I am always surprised when people refer to Abdelbaset Ali al-Megrahi as the Lockerbie bomber. Even if he is guilty – something which, personally, I do not believe – he would only be a Lockerbie bomber, just one of many people who carried out a crime which would have taken a large network of people and lots of money to carry out. It amazes me that the British and American governments act as if the investigation into the bombing is somehow complete.

But I welcome the release of Megrahi, because I firmly believe that he is innocent of the charges made against him. Believe me, if I thought he was guilty I would not be pleased to see him released from jail.

His decision to drop his appeal, however, is deeply suspicious – I believe Megrahi made that decision under duress. Under Scottish law he did not need to abandon his appeal in order to be released on compassionate grounds. So why did he do it? It makes no sense that he would suddenly let it go.

In my time as the UN's observer at Megrahi's trial, I watched a case unfold that was based on circumstantial evidence. The indictment against him and al-Amin Khalifa Fhimah went to great lengths to explain how they supposedly planted a bomb on Flight 103, and yet Fhimah was acquitted of all the charges against him. It made no sense that Megrahi was guilty when Fhimah was acquitted.

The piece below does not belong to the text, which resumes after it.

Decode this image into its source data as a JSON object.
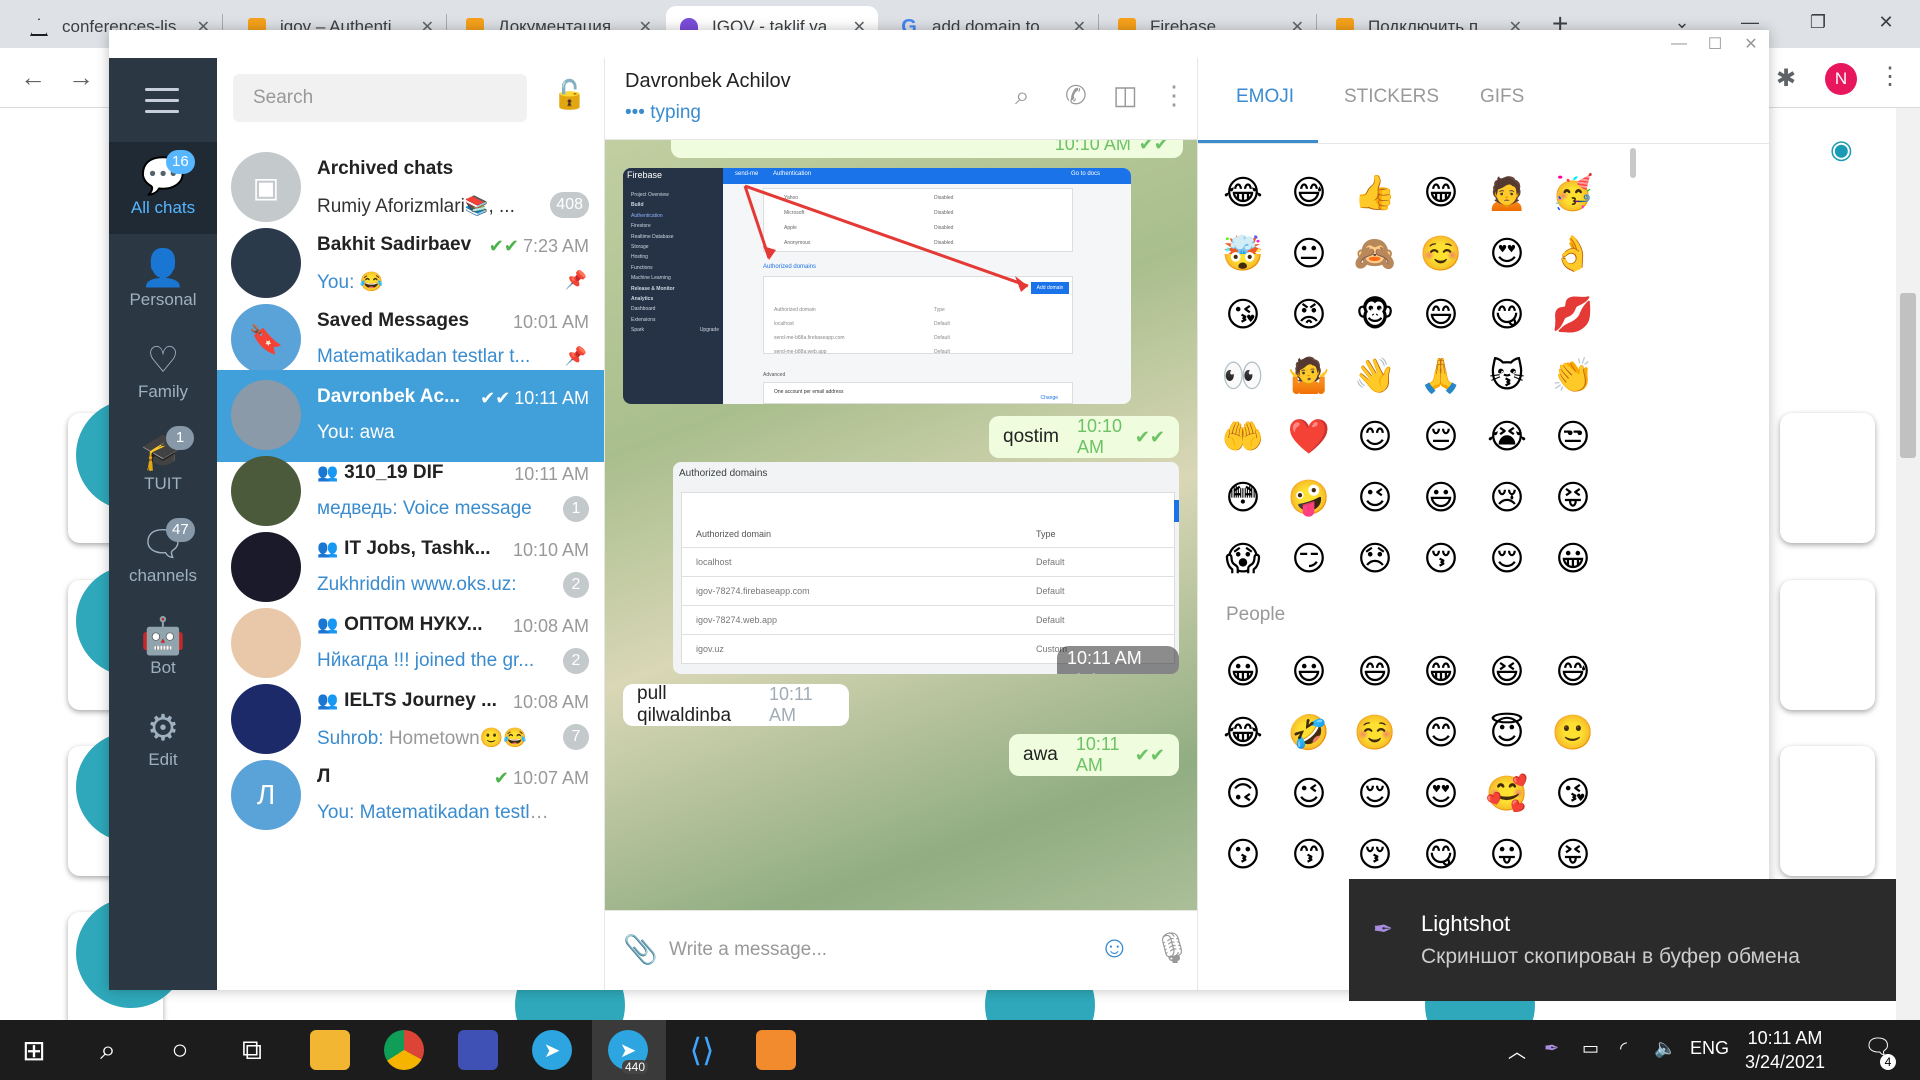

The prosecution produced key witnesses that lacked credibility or had incentives to bear false witness against Megrahi. Tony Gauci, the Maltese shopkeeper who supposedly sold him the clothes that went around the bomb, had been fêted by the Scottish police who took him fishing. The Americans paid him cash following his testimony. The weakness of that testimony would have been a key component of Megrahi's appeal.

We will probably never really know who caused the Lockerbie bombing. So much key information was withheld from the trial. A luggage storage room used by Pan Am at Heathrow was broken into on the night of the bombing, and yet this information was withheld. The British have yet satisfactorily to explain why.

I want to know when the bomb was placed on the plane and by whom. We have to look more closely into the "London theory" – that the bomb was placed on the plane at Heathrow and not in Malta.

It would be childish to be satisfied with the conviction of just one person for a crime that clearly involved a large number of people. I find it very difficult to understand why there seems to be so little pressure from the British and American public on their governments to investigate the bombing properly.

The UK regularly talks of the need to pursue all terrorist atrocities. Yet how can the Government assure the public they really believe that, when they have virtually abandoned their investigation into the worst terrorist attack in the country's history?

We have to know what happened and the only way is a full public inquiry, either mandated by the House of Commons or by an investigative commission voted for by the UN's General Assembly. Time is of the essence. This crime is already 21 years old. To find out the truth we must act now.